As Matthews later described the conversation to colleagues, Rove was "revved up" over the Wilson controversy. He considered it part of a political war and as far as he was concerned, Valerie Wilson was a full-fledged combatant on the other side. The Wilsons "were trying to screw the White House so the White House was going to screw them back," he told Matthews. After Matthews finished talking to Rove, he called Joe Wilson and, according to Wilson, said: "I just got off the phone with Karl Rove. He says, and I quote, 'Wilson's wife is fair game'." (In a statement today after Rove's resignation, Joe Wilson said: "This sordid tale of compromising national security to cover up and distract from the false rationale for the invasion of Iraq will forever remain in history a black mark on the Bush presidency.")

While the probe continued, Rove largely remained in the background on the Iraq War until June 2006, when he finally got the word that Fitzgerald was not going to indict him. Once freed of the fear of criminal prosecution, he immediately returned to the fray with a polarizing, defining speech before a GOP audience in New Hampshire. At the time, news out of Iraq was unrelentingly bleak: U.S. casualties and sectarian violence was up and even U.S. military commanders were expressing private doubts that the mission could succeed.

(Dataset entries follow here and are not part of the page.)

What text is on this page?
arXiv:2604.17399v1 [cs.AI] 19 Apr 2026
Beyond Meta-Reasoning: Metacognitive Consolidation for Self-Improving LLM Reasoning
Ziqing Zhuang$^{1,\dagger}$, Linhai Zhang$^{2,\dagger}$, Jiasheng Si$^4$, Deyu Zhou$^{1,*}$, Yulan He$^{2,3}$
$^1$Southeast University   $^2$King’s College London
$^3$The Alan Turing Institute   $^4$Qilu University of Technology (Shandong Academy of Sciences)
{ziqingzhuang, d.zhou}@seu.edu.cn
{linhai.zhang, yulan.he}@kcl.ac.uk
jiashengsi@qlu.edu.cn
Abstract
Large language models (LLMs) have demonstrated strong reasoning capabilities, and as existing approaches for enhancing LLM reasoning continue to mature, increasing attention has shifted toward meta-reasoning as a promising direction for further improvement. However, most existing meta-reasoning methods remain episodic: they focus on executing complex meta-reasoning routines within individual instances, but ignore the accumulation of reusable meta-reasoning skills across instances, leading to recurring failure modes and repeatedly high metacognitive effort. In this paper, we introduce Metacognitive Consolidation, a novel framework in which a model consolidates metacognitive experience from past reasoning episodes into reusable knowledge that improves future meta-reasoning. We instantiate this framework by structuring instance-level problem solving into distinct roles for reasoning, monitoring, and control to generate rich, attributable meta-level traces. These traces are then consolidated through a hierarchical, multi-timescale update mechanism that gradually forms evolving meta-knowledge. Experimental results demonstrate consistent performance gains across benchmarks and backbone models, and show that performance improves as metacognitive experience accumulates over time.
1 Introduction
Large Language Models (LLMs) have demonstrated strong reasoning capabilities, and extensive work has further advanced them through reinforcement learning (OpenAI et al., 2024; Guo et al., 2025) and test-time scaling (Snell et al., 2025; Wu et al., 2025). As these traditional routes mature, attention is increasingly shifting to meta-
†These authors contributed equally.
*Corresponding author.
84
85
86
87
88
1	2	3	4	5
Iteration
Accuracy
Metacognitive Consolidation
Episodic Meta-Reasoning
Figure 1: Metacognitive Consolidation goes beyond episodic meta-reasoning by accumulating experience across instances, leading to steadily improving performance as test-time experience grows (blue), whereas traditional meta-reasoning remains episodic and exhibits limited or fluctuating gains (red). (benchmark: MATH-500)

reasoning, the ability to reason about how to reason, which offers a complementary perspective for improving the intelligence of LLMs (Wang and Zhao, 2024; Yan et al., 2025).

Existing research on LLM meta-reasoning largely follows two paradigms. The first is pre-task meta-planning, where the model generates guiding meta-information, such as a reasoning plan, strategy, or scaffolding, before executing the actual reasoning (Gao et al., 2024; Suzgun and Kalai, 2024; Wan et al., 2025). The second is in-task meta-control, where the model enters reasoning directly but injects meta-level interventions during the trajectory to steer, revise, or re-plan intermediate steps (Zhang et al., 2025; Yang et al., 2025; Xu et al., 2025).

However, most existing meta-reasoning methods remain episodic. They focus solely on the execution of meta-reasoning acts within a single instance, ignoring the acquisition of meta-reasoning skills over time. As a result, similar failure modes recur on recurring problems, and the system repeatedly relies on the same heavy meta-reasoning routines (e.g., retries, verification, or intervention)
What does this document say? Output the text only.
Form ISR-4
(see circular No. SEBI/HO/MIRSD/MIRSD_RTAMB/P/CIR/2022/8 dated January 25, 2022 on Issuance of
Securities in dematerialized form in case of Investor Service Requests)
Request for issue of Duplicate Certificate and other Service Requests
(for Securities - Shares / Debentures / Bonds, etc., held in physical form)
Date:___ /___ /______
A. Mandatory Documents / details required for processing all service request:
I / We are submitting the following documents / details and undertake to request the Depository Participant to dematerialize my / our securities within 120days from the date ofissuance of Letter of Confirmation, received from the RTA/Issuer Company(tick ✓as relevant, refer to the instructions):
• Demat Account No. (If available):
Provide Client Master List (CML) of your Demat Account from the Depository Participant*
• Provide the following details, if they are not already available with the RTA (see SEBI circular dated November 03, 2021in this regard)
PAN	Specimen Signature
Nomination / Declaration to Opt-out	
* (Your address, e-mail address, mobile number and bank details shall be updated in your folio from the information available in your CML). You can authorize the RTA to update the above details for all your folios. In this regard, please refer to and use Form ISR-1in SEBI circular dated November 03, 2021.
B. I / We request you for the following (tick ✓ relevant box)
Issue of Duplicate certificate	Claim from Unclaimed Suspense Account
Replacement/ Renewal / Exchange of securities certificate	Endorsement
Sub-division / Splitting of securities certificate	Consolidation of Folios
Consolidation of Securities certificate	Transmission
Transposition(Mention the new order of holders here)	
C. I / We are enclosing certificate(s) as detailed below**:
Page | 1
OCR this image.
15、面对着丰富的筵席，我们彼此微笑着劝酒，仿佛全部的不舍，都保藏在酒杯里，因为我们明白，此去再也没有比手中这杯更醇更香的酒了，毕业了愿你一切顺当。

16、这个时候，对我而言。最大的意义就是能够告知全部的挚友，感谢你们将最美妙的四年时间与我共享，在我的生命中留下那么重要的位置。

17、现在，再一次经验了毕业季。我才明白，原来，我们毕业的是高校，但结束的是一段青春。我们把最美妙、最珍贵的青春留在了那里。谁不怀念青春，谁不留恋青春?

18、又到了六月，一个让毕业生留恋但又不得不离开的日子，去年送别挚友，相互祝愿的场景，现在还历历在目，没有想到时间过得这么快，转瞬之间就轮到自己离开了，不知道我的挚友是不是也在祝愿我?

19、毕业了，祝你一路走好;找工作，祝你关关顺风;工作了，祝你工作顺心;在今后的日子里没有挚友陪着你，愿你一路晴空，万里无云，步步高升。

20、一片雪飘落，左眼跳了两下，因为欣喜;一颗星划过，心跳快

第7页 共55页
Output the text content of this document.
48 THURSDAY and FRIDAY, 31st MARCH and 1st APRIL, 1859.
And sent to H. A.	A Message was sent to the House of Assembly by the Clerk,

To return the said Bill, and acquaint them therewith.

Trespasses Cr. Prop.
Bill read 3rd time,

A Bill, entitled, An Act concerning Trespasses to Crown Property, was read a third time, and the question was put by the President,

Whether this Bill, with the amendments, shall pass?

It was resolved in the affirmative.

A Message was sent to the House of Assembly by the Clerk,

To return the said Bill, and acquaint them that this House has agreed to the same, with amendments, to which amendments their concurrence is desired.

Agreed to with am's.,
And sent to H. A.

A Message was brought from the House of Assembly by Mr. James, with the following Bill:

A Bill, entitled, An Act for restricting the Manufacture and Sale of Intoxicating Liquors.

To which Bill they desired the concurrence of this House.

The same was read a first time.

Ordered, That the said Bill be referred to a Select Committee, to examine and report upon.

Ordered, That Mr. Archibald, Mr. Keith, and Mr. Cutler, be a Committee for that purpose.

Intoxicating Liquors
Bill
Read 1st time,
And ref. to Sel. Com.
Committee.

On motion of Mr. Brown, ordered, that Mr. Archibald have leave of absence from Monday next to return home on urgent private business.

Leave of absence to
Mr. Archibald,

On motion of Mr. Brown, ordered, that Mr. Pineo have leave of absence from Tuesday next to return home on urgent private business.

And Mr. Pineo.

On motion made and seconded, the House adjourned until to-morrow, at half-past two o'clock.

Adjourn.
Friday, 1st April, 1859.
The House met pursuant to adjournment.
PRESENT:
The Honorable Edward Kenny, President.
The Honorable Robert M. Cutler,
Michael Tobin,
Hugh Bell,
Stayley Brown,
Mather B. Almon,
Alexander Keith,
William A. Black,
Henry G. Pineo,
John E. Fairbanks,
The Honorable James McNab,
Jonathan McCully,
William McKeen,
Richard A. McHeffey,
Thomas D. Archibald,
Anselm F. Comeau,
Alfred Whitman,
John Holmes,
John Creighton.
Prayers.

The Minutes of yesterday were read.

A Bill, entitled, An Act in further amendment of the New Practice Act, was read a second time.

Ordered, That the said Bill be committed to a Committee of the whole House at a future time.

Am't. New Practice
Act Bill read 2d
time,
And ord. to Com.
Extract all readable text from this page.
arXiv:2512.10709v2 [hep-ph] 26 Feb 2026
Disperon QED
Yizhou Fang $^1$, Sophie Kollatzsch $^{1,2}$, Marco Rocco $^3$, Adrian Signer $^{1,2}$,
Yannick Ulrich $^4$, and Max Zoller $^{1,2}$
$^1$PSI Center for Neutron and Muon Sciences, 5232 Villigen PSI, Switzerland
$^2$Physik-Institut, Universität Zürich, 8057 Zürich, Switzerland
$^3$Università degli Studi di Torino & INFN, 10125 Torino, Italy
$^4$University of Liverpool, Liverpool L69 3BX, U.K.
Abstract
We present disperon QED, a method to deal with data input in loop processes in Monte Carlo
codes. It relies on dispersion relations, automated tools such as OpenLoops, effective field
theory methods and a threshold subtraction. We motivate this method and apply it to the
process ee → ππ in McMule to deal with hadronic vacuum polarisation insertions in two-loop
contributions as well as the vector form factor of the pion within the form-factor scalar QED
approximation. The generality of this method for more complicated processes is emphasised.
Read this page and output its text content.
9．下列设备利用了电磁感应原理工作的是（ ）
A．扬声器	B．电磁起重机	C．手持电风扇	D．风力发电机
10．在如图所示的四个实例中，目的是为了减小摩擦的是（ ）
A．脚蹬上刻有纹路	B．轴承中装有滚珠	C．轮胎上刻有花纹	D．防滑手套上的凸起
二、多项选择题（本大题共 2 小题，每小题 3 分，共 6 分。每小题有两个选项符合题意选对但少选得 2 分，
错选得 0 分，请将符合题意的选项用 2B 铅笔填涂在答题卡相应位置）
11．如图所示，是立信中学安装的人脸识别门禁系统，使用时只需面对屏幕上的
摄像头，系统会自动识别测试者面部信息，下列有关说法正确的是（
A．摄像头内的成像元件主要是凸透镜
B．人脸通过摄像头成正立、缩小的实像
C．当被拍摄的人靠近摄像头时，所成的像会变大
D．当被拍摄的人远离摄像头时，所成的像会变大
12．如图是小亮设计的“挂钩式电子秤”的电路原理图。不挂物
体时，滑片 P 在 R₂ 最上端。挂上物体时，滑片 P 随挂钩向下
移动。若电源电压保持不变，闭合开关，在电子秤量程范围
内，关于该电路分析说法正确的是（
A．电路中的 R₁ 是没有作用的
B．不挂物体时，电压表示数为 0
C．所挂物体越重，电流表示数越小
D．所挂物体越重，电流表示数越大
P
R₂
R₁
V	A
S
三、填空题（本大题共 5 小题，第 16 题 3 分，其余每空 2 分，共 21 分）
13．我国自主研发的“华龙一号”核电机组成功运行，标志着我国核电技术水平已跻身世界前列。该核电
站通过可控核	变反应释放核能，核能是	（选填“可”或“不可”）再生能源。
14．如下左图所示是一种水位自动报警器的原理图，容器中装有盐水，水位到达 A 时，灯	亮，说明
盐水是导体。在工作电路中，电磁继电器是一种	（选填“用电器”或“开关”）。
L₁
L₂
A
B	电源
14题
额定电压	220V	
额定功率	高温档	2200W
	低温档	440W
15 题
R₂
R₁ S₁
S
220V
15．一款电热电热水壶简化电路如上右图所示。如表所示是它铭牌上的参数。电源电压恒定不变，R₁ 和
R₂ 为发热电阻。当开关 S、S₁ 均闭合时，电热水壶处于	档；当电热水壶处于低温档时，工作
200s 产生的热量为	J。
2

But Rove would brook no doubts. He returned to the same political playbook he had honed so successfully four years earlier. He tore into Democratic critics of the war such as John Kerry and John Murtha as "cut-and-run" men. "They are ready to give the green light to go to war," Rove said of Kerry and Murtha, "but when it gets tough, and when it gets difficult, they fall back on that party's old pattern of cutting and running. They may be with you at the first shots, but they are not going to be with you for the last, tough battles.

Then Rove capped his remarks with a rousing defense of the war he had worked so hard to sell. "We were absolutely right to remove [Saddam] from power and we have no excuses to make for it," he said.

As Rove now prepares to head back to Texas and write his memoirs of the Bush presidency, it is fairly certain that the one thing he won't offer readers are excuses—or regrets. No matter what the news out of Iraq.